Schlagwörter: Jugendhilfe, Einkommen, Kostenbeitrag, Kostenbeteiligung, Berechnungsgrundlage, Einkommensermittlung, Unterbringung, Berechnung, Ausbildungsvergütung, Berufsausbildung, Einstiegsqualifizierung,
Normen: SGB III § 94 Abs. 6 S. 1, SGB III § 94 Abs. 6 S. 2, SGB III § 94 Abs. 6 S. 3, SGB III § 93 Abs. 4 S. 1,
Auszüge:

[...]

18 Der Beklagte hat aber der Höhe nach den Kostenbeitrag rechtswidrig festgesetzt. Das ergibt sich aus Folgendem:

19 Für den Oktober 2018 durfte der Beklagte bereits deshalb keinen Kostenbeitrag festsetzen, weil dem Kläger die Vergütung für diesen Monat erst Mitte November 2018 gezahlt worden war.

20 Auch für November und Dezember 2018 durfte der Beklagte keinen Kostenbeitrag beim Kläger erheben. Denn (auch) für einen Kostenbeitrag eines jungen Menschen für vollstationäre Leistungen ist gemäß § 93 Abs. 4 Satz 1 SGB VIII das durchschnittliche Monatseinkommen maßgeblich, das der junge Mensch in dem Kalenderjahr erzielt hat, welches dem jeweiligen Kalenderjahr der Leistung vorangeht; im Jahr 2017 hatte der Kläger jedoch noch kein bei der Festsetzung eines Kostenbeitrags zu berücksichtigendes Einkommen.

21 Die Auffassung des Beklagten, für die Berechnung des Kostenbeitrags sei § 93 Abs. 4 Satz 1 SGB VIII nicht, sondern vielmehr allein § 94 Abs. 6 Satz 1 SGB VIII einschlägig, weil dieser bestimme, dass bei vollstationären Leistungen junge Menschen nach Abzug der in § 93 Abs. 2 genannten Beträge 75 % ihres Einkommens als Kostenbeitrag einzusetzen haben, trifft nach Überzeugung der Kammer nicht zu.

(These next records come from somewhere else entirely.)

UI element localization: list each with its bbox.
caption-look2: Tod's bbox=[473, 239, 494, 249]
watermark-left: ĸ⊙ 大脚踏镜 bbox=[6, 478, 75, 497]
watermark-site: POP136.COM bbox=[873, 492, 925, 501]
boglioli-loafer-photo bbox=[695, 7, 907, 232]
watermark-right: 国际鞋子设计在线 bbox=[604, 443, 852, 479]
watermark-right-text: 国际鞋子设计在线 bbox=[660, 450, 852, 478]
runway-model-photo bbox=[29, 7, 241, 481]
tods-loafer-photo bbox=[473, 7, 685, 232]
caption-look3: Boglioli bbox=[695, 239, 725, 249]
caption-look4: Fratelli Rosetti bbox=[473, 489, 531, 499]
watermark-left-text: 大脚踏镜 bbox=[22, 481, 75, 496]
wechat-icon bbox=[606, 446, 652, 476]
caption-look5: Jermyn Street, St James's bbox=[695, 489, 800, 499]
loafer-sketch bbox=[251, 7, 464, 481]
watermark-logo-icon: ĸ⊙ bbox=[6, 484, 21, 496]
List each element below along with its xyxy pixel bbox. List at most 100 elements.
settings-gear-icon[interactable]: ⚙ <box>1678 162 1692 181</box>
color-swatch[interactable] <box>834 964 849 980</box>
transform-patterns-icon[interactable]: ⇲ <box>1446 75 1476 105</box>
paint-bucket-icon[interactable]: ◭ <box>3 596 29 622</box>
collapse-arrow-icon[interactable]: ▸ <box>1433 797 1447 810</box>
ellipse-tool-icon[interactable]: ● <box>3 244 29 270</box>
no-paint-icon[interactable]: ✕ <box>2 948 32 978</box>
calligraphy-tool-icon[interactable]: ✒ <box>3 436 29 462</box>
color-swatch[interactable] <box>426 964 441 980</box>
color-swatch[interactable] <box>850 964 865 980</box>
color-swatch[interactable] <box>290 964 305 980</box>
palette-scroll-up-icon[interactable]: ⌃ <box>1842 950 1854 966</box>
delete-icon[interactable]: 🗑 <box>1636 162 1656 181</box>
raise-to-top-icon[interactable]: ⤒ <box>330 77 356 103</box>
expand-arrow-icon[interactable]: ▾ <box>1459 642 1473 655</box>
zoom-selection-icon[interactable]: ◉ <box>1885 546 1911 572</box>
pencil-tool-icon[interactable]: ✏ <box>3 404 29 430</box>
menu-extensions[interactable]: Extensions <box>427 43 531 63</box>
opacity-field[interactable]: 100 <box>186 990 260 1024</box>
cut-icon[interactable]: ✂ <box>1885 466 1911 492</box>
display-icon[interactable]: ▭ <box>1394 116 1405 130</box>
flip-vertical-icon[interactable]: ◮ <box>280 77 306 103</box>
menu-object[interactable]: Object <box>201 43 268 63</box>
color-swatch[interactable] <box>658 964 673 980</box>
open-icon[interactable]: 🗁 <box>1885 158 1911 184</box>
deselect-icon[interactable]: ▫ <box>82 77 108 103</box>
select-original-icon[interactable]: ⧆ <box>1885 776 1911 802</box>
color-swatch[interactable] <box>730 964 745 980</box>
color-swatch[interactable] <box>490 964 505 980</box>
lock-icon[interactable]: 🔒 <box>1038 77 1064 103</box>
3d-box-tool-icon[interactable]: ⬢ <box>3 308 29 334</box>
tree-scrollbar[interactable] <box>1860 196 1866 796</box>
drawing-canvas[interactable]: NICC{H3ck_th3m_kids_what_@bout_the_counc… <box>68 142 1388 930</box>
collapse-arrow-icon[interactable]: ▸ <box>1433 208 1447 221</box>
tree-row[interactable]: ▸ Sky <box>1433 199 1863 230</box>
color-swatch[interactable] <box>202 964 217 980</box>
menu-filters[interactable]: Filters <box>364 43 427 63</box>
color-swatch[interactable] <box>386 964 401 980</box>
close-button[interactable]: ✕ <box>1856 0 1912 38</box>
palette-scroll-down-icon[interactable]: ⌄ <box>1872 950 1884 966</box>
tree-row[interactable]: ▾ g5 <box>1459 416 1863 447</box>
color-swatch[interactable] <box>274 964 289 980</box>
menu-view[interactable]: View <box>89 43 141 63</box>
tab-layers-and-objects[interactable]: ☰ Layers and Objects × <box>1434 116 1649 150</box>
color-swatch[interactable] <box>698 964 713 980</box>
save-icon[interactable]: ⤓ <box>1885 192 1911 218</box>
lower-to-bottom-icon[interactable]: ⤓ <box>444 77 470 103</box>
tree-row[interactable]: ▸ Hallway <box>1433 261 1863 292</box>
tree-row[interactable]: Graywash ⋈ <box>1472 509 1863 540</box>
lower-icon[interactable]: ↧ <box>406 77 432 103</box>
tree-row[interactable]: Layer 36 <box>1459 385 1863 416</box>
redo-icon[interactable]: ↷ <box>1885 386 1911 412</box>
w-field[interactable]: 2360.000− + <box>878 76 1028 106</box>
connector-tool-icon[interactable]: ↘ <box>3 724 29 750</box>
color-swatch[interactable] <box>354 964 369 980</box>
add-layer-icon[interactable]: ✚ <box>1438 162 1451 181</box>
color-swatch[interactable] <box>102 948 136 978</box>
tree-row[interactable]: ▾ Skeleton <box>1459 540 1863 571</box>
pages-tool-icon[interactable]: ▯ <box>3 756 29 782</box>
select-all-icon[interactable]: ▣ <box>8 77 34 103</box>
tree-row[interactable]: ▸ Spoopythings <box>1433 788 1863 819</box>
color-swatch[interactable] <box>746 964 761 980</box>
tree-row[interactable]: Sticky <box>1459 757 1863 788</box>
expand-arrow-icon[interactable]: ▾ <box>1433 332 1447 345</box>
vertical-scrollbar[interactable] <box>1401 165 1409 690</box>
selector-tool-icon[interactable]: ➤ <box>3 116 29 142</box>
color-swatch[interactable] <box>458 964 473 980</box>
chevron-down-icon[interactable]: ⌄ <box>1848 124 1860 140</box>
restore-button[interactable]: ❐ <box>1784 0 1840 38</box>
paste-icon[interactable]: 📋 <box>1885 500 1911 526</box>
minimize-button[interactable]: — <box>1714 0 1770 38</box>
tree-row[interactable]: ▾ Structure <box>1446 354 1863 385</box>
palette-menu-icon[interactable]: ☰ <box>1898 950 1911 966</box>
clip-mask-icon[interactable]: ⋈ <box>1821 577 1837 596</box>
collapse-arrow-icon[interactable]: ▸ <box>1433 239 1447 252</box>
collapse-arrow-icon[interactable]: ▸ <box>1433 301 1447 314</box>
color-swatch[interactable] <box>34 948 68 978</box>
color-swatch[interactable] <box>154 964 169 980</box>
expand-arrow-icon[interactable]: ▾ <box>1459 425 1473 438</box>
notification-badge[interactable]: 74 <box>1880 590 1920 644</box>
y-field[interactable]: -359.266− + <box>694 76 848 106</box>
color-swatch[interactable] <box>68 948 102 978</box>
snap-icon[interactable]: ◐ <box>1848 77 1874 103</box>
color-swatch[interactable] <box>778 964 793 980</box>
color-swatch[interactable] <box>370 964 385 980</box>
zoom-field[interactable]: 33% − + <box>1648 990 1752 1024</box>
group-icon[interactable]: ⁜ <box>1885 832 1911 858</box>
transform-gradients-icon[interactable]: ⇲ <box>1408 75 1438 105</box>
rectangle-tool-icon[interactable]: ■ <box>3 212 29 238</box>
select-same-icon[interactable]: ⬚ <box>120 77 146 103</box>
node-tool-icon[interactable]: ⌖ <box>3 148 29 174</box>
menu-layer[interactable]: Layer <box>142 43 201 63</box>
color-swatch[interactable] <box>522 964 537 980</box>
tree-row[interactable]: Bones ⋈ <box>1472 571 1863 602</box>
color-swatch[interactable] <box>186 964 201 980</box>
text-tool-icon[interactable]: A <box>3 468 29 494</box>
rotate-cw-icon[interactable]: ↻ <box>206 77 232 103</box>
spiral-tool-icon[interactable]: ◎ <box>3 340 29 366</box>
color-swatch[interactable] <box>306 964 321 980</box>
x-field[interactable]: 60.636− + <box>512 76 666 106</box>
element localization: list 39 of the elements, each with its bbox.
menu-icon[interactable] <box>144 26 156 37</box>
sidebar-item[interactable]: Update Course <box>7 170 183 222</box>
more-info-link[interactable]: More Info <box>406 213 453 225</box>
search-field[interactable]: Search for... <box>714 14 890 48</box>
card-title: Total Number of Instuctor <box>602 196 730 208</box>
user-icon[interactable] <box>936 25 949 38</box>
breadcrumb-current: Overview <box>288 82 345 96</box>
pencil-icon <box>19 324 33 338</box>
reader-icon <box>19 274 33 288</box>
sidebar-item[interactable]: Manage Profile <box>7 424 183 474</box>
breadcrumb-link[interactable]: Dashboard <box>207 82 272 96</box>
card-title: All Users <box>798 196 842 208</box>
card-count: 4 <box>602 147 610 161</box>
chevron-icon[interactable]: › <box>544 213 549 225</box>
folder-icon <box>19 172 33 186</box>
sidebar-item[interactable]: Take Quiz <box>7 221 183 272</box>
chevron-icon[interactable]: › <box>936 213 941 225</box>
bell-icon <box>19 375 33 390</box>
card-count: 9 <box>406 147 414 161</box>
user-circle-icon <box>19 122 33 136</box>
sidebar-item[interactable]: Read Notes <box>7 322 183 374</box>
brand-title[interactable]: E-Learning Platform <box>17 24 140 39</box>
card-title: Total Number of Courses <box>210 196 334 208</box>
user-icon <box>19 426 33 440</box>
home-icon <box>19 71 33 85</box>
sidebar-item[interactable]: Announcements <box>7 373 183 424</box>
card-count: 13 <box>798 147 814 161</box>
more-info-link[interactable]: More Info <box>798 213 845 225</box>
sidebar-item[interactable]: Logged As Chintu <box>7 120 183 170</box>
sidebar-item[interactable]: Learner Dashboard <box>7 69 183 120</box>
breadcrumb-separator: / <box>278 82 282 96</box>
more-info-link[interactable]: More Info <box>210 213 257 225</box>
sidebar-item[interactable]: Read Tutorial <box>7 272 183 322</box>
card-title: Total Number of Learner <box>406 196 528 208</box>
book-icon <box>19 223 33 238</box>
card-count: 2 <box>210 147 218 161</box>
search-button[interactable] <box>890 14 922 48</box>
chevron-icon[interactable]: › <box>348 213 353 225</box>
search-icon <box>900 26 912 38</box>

22 Der Beklagte stützt sich dabei auf die Empfehlungen des Kommunalverbandes für Jugend und Soziales zur Kostenbeteiligung in der Kinder- und Jugendhilfe Baden-Württemberg (zwischenzeitlich Stand 01.08.2019). Diese bestimmen in Teilziffer 94.6.1 (Heranziehung als Einkommen), dass insoweit das Einkommen des Monats maßgeblich sei, in dem die Leistung oder die Maßnahme erbracht werde; § 93 Abs. 4 SGB VIII finde nach der Auslegung des Bundesministeriums für Familie, Senioren, Frauen und Jugend vom 27.09.2013 auf die Kostenbeteiligung junger Menschen aus Einkommen nach § 94 Abs. 6 SGB VIII keine Anwendung; der Gesetzgeber habe die Kostenbeteiligung junger Menschen aus Einkommen dort speziell geregelt und von einem Verweis auf § 93 Abs. 4 SGB VIII abgesehen; hierzu gebe es allerdings abweichende Rechtsprechung (VG Cottbus, VG Berlin).

23 Diese Auffassung hat sich aber in der Rechtsprechung bislang nicht durchgesetzt. Zwischenzeitlich haben zwei Oberverwaltungsgerichte im Sinne des Klägers entschieden (Bayer. VGH, Urt. v. 25.09.2019 - 12 BV 18.1274 -, Sächs. OVG, Urt. v. 09.05.2019 - 3 A 751/18 -, beide juris und mit zahlreichen Nachweisen). Anders als der Bayerische Verwaltungsgerichtshof hat das Sächsische Oberverwaltungsgericht die Revision zugelassen; diese ist nach Auskunft des Sächsischen Oberverwaltungsgerichts auch eingelegt worden (beim Bundesverwaltungsgericht wird das Verfahren unter dem Aktenzeichen 5 C 9.19 geführt).

24 Die Kammer folgt der zitierten oberverwaltungsgerichtlichen Rechtsprechung aus den dort angeführten Gründen und sieht insoweit von einer weiteren Darstellung ab. [...]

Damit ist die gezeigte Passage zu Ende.